性の快楽に悶えダイナミックに跳ね動く女性の肢体に合わせて舞う艶やかな黒髪のエロスも個人的には超お気に入り。
エロ漫画においては特殊なことや過激なことをせずとも、圧倒的なエロの陶酔感を形成することが出来るのだということを如実に示すエロシーンであり個人的には存分に使えます。
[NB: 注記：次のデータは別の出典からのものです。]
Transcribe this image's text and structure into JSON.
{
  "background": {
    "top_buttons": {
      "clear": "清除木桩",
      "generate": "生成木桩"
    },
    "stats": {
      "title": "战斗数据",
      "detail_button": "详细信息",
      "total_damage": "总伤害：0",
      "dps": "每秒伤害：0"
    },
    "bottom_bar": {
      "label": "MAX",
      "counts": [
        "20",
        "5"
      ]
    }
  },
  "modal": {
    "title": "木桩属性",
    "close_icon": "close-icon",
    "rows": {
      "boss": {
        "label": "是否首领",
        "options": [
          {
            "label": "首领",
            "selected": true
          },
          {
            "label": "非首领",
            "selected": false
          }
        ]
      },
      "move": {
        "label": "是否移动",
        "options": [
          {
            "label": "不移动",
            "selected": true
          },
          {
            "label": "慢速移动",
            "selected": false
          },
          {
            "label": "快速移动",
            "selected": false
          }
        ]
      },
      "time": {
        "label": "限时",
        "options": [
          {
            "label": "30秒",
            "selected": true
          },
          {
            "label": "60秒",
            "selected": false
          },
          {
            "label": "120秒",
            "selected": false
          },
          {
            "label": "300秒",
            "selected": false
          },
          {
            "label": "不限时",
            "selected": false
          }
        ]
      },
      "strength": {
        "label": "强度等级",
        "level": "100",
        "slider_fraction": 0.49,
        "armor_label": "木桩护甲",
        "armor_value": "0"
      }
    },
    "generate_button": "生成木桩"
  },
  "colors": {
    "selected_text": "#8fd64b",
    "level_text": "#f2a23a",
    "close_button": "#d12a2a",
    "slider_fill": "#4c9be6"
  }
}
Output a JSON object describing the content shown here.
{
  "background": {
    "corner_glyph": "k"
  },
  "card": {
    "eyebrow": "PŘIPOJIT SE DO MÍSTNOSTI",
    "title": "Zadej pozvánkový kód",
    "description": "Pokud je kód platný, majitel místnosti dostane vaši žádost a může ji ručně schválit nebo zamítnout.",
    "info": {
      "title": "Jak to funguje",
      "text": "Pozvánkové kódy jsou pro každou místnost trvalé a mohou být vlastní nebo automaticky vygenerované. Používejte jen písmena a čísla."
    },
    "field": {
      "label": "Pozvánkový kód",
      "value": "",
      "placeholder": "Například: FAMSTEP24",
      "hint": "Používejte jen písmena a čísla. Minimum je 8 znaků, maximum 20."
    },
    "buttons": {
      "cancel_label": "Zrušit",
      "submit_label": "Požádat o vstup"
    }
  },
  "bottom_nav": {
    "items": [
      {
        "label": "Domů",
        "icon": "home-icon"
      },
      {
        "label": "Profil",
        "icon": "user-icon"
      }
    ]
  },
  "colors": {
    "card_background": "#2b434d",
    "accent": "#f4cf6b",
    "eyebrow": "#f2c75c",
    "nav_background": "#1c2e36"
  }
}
僕はこの「エロ河童」という単行本のタイトルをかなり気に入っています。
なぜなら、静かに水を湛える淵に潜む妖怪が河童であるように、この作品は恐ろしく澄み切った情念の水を湛える淵が持つ、暗く淀んだ水底から現れる異形の、しかして人間の映し鏡でもある“性愛という名の化け物”をこそ描き出しているからです。
この素晴らしい作品を多くのエロ漫画好きおよび漫画好きの方に読んで頂きたいのですが、この傑作が最早中古でしか手に入らないという現状を僕は悲しく思います。
それでも、この素晴らしい単行本を世に出してくれたことを景えんじ先生と司書房様に深く深く感謝しつつ、司書房様ありがとう企画を終えさせて頂きます。
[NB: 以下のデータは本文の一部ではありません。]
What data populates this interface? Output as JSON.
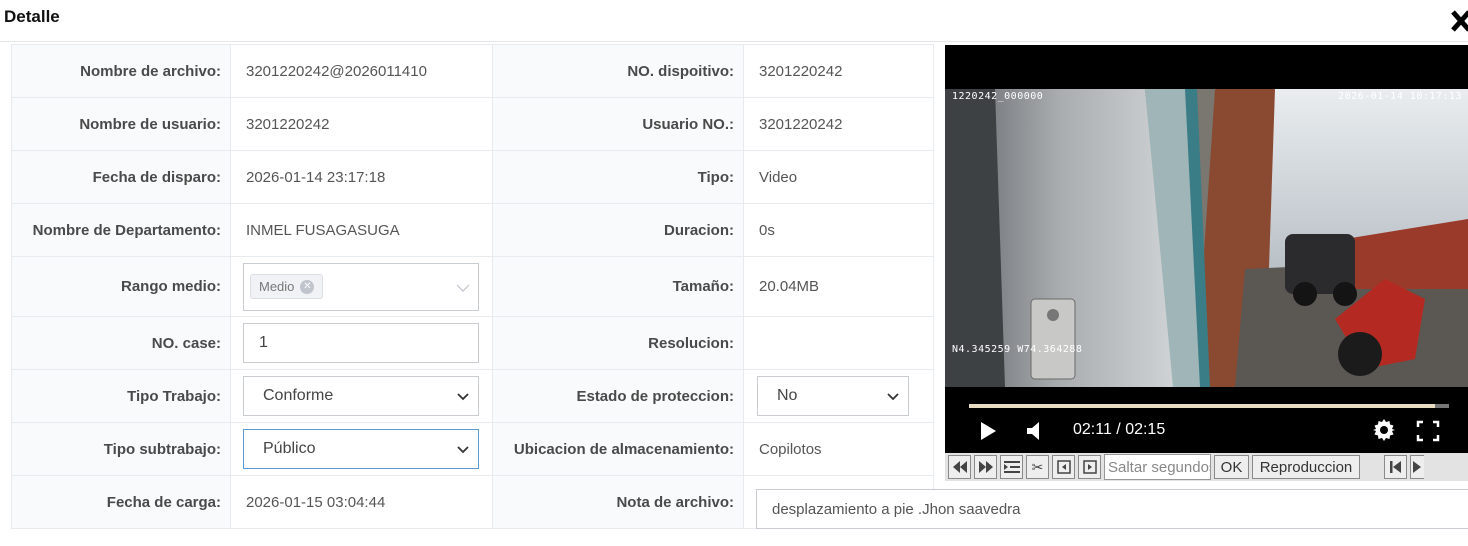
{
  "dialog": {
    "title": "Detalle",
    "close_icon": "close-icon"
  },
  "fields": {
    "nombre_archivo": {
      "label": "Nombre de archivo:",
      "value": "3201220242@2026011410"
    },
    "no_dispositivo": {
      "label": "NO. dispoitivo:",
      "value": "3201220242"
    },
    "nombre_usuario": {
      "label": "Nombre de usuario:",
      "value": "3201220242"
    },
    "usuario_no": {
      "label": "Usuario NO.:",
      "value": "3201220242"
    },
    "fecha_disparo": {
      "label": "Fecha de disparo:",
      "value": "2026-01-14 23:17:18"
    },
    "tipo": {
      "label": "Tipo:",
      "value": "Video"
    },
    "departamento": {
      "label": "Nombre de Departamento:",
      "value": "INMEL FUSAGASUGA"
    },
    "duracion": {
      "label": "Duracion:",
      "value": "0s"
    },
    "rango_medio": {
      "label": "Rango medio:",
      "tag": "Medio"
    },
    "tamano": {
      "label": "Tamaño:",
      "value": "20.04MB"
    },
    "no_case": {
      "label": "NO. case:",
      "value": "1"
    },
    "resolucion": {
      "label": "Resolucion:",
      "value": ""
    },
    "tipo_trabajo": {
      "label": "Tipo Trabajo:",
      "value": "Conforme"
    },
    "estado_proteccion": {
      "label": "Estado de proteccion:",
      "value": "No"
    },
    "tipo_subtrabajo": {
      "label": "Tipo subtrabajo:",
      "value": "Público"
    },
    "ubicacion": {
      "label": "Ubicacion de almacenamiento:",
      "value": "Copilotos"
    },
    "fecha_carga": {
      "label": "Fecha de carga:",
      "value": "2026-01-15 03:04:44"
    },
    "nota": {
      "label": "Nota de archivo:",
      "value": "desplazamiento a pie .Jhon saavedra"
    }
  },
  "player": {
    "osd_id": "1220242_000000",
    "osd_datetime": "2026-01-14 10:17:13",
    "osd_gps": "N4.345259 W74.364288",
    "time": "02:11 / 02:15",
    "progress_fraction": 0.97,
    "jump_placeholder": "Saltar segundos",
    "ok_label": "OK",
    "playback_label": "Reproduccion"
  },
  "colors": {
    "accent_border": "#5b9bd5",
    "label_bg": "#f9fafb",
    "video_bg": "#000000"
  }
}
今は亡き司書房に心よりの愛と感謝を込めて、そして司書房から巣立った多くの作家様のこれからの活躍を祈って
一エロ漫画愛好家 へどばん拝

かるま龍狼『メイド・ウーマン』

MaidWoman01.jpgMaidWoman02.jpg石塚真一先生の『岳』8巻を読みました。いつも通りの一話完結の話ばかりだし、これといって意外性の強い作品もないのだけれども、沁みる作品だよなぁといつも思います。
最近登山をしていないけれども、また夏の日本アルプスに登りたいなぁ。まぁ、時間があればですけど(溜息。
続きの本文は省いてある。